Soon however, the DoT abandoned the position it had taken in its categorical responses and issued a cumulative demand of over Rs. 1200 crores on several telecom operators on the grounds that the 3G ICR arrangements violated the terms of the telecom licenses, that is, the UASL granted to the operators.
The TDSAT’s decision
Challenging the DOT’s demands, the operators approached the TDSAT, the expert adjudicatory body, which gave its seal of legitimacy for such bilateral agreements for the following reasons:
– Neither of the parties can be said to have contravened the provisions of the UASL by entering into intra-circle 3G arrangements;
– The UASL has a very wide scope and permits the delivery of a vast range of services;
– In 2008, the DoT expressly allowed a licensee to enter into “mutual commercial agreements” for intra-service area roaming facilities with other licensees;
– The DoT was supposed to give its answers and representations with full responsibility. It held, “The Government cannot be seen playing games in matters of national importance such as allocation of spectrum, this not only affects operators but is crucial to the promotion and growth of communication in the country”;
– Allowing ICR arrangements will result in increase of the gross revenue of the operators and the government, having a percentage share in the revenue of the licencees, would be able to garner larger sums as licence fee, which benefits the consumers, the operators, and the State;
– The idea that a 3G licence is different from a 2G licence is flawed and stems from a misconception of the provisions of the UASL and is contrary to established and well-accepted technological facts;
– The agreements are in furtherance of one’s trade or business and is part of the fundamental right guaranteed under Article 19(1)(g) of the Constitution. Any prohibition or curtailment of that right has to be on a far more definite and tangible basis than a mere fanciful interpretation of the terms of the licence.

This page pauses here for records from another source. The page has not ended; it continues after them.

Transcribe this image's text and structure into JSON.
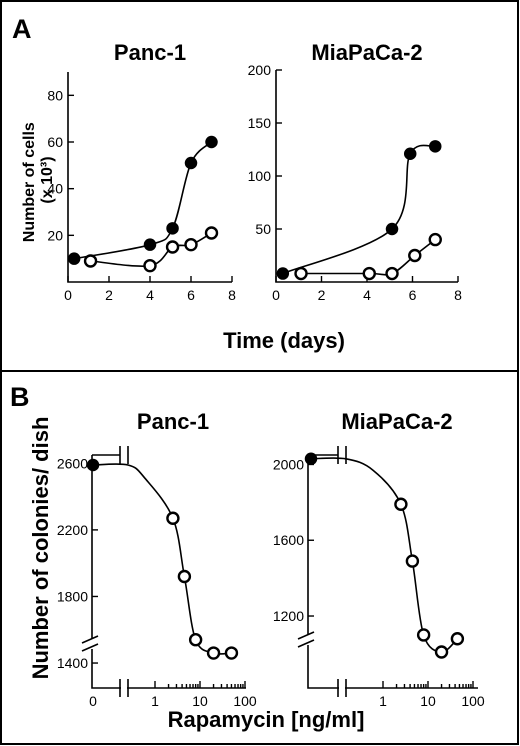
{
  "figure": {
    "panel_a": {
      "letter": "A",
      "ylabel_line1": "Number of cells",
      "ylabel_line2": "(x 10³)",
      "xlabel": "Time (days)"
    },
    "panel_b": {
      "letter": "B",
      "ylabel": "Number of colonies/ dish",
      "xlabel": "Rapamycin [ng/ml]"
    }
  },
  "chart_data": [
    {
      "id": "a-panc1",
      "type": "line",
      "title": "Panc-1",
      "xlabel": "Time (days)",
      "ylabel": "Number of cells (x 10³)",
      "xlim": [
        0,
        8
      ],
      "ylim": [
        0,
        90
      ],
      "xticks": [
        0,
        2,
        4,
        6,
        8
      ],
      "yticks": [
        20,
        40,
        60,
        80
      ],
      "series": [
        {
          "style": "filled",
          "x": [
            0.3,
            4,
            5.1,
            6,
            7
          ],
          "y": [
            10,
            16,
            23,
            51,
            60
          ]
        },
        {
          "style": "open",
          "x": [
            1.1,
            4,
            5.1,
            6,
            7
          ],
          "y": [
            9,
            7,
            15,
            16,
            21
          ]
        }
      ]
    },
    {
      "id": "a-miapaca2",
      "type": "line",
      "title": "MiaPaCa-2",
      "xlabel": "Time (days)",
      "ylabel": "Number of cells (x 10³)",
      "xlim": [
        0,
        8
      ],
      "ylim": [
        0,
        200
      ],
      "xticks": [
        0,
        2,
        4,
        6,
        8
      ],
      "yticks": [
        50,
        100,
        150,
        200
      ],
      "series": [
        {
          "style": "filled",
          "x": [
            0.3,
            5.1,
            5.9,
            7
          ],
          "y": [
            8,
            50,
            121,
            128
          ]
        },
        {
          "style": "open",
          "x": [
            1.1,
            4.1,
            5.1,
            6.1,
            7
          ],
          "y": [
            8,
            8,
            8,
            25,
            40
          ]
        }
      ]
    },
    {
      "id": "b-panc1",
      "type": "line",
      "title": "Panc-1",
      "xlabel": "Rapamycin [ng/ml]",
      "ylabel": "Number of colonies/ dish",
      "xscale": "log with axis break after 0",
      "xticklabels": [
        "0",
        "1",
        "10",
        "100"
      ],
      "yticks": [
        1400,
        1800,
        2200,
        2600
      ],
      "ylim": [
        1250,
        2650
      ],
      "series": [
        {
          "style": "filled",
          "x": [
            0
          ],
          "y": [
            2590
          ]
        },
        {
          "style": "open",
          "x": [
            2.5,
            4.5,
            8,
            20,
            50
          ],
          "y": [
            2270,
            1920,
            1540,
            1460,
            1460
          ]
        }
      ]
    },
    {
      "id": "b-miapaca2",
      "type": "line",
      "title": "MiaPaCa-2",
      "xlabel": "Rapamycin [ng/ml]",
      "ylabel": "Number of colonies/ dish",
      "xscale": "log with axis break after 0",
      "xticklabels": [
        "1",
        "10",
        "100"
      ],
      "yticks": [
        1200,
        1600,
        2000
      ],
      "ylim": [
        820,
        2050
      ],
      "series": [
        {
          "style": "filled",
          "x": [
            0
          ],
          "y": [
            2030
          ]
        },
        {
          "style": "open",
          "x": [
            2.5,
            4.5,
            8,
            20,
            45
          ],
          "y": [
            1790,
            1490,
            1100,
            1010,
            1080
          ]
        }
      ]
    }
  ]
}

The judgment has sent a strong message to operators, investors, and the government. The unpredictability of the DoT’s position saw the immediate exit of foreign investors from the telecom sector. In spite of the recent enhancement of the FDI limit in the sector to 100 per cent to attract long term investment, telecom received the lowest FDI for any sector between April and October 2013. The infamous 2G scandal did not help matters.
The TDSAT’s judgment however, has assured investors that their rights are safeguarded in the current regulatory regime by an impartial adjudicator. It demonstrates the need for and independent expert adjudicatory body with statutory powers for the adjudication of disputes under the license, as a safeguard against the arbitrary decisions of the government, particularly since the government plays multiple roles — those of policy maker, licensor, and competitor through BSNL and MTNL. It has also meant that subscribers are free to choose any operator as, irrespective of area, seamless and continuous 3G can be provided at affordable rates.
(Stephanie Sonawane works on telecom issues at the Supreme Court of India with Senior Advocate Gopal Jain.)